[BC] FM bays
Glen Kippel
glen.kippel at gmail.com
Thu Feb 12 19:31:10 CST 2009
On Thu, Feb 12, 2009 at 3:37 AM, r.j.carpenter <rcarpen at comcast.net> wrote:
> Should this discussion be expanded from "FM Bays" to include considerations
> of an HAAT considerably greater than 100 meters when the target city is
> 10-15 miles away?
-------------------
If you have no population to speak of between the transmitter site and where
your listeners are, and the terrain is reasonably flat, I would say there is
no reason to expend a lot of power to serve an unpopulated area. Besides,
the elevation angle of a 100-meter tower as seen from 15 miles away is
miniscule. What -- one degree? Two, if that? I see no reason to expend a
lot of RF a mile or two from the site when there is nobody there to listen.
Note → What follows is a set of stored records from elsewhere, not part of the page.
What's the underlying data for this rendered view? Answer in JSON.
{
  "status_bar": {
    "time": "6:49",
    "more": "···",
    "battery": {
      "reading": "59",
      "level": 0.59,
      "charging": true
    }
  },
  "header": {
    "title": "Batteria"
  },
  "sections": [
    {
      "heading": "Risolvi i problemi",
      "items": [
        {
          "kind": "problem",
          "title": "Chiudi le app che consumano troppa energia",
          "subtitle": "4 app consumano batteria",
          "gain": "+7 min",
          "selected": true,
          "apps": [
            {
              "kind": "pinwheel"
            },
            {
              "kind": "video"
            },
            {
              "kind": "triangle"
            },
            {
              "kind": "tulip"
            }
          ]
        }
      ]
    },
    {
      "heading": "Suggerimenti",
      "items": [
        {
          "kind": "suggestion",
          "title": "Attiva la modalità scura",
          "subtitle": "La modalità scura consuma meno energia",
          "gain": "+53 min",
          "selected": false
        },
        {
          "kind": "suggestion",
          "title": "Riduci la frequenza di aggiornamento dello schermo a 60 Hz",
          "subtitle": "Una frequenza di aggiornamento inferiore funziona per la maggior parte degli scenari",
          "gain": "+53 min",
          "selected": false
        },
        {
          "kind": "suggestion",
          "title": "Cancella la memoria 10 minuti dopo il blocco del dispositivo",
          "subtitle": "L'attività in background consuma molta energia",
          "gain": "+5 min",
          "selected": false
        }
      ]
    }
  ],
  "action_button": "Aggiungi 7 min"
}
Even if there is some lobing there, there would be nobody there to be
affected.
One station that I did some work for (KSNN Merced) had a similar situation.
There was nothing but flat farm land between their 500-foot tower and town.
The transmission line had been attached to the tower with Ty-Rap -- no
hangers. So there were lots of holes in the line, and it was possible to
blow out a nitrogen tank in a couple of days. They got a dehydrator, which
ran continuously. They were running 25 kW TPO into 5 bays. I told them
that the line needed to be replaced, and there was probably water in the
antenna, too. I said, go 8 or 10 bays, cut the transmitter power back and
save over $2000 a month on the power bill. Their corporate engineer was
from the Phillipines and said 4 or 5 bays works better. Well, the
Phillippines is pretty mountanous and that probably works there. Anyway,
they gave me the ax, got another contract engineer, and shortly thereafter
the whole shebang -- antenna, line, transmitter -- burned up. They told the
insurance company it was lightning. But there wasn't a cloud in the sky.
I'm glad I wasn't working there, because I wouldn't lie like that.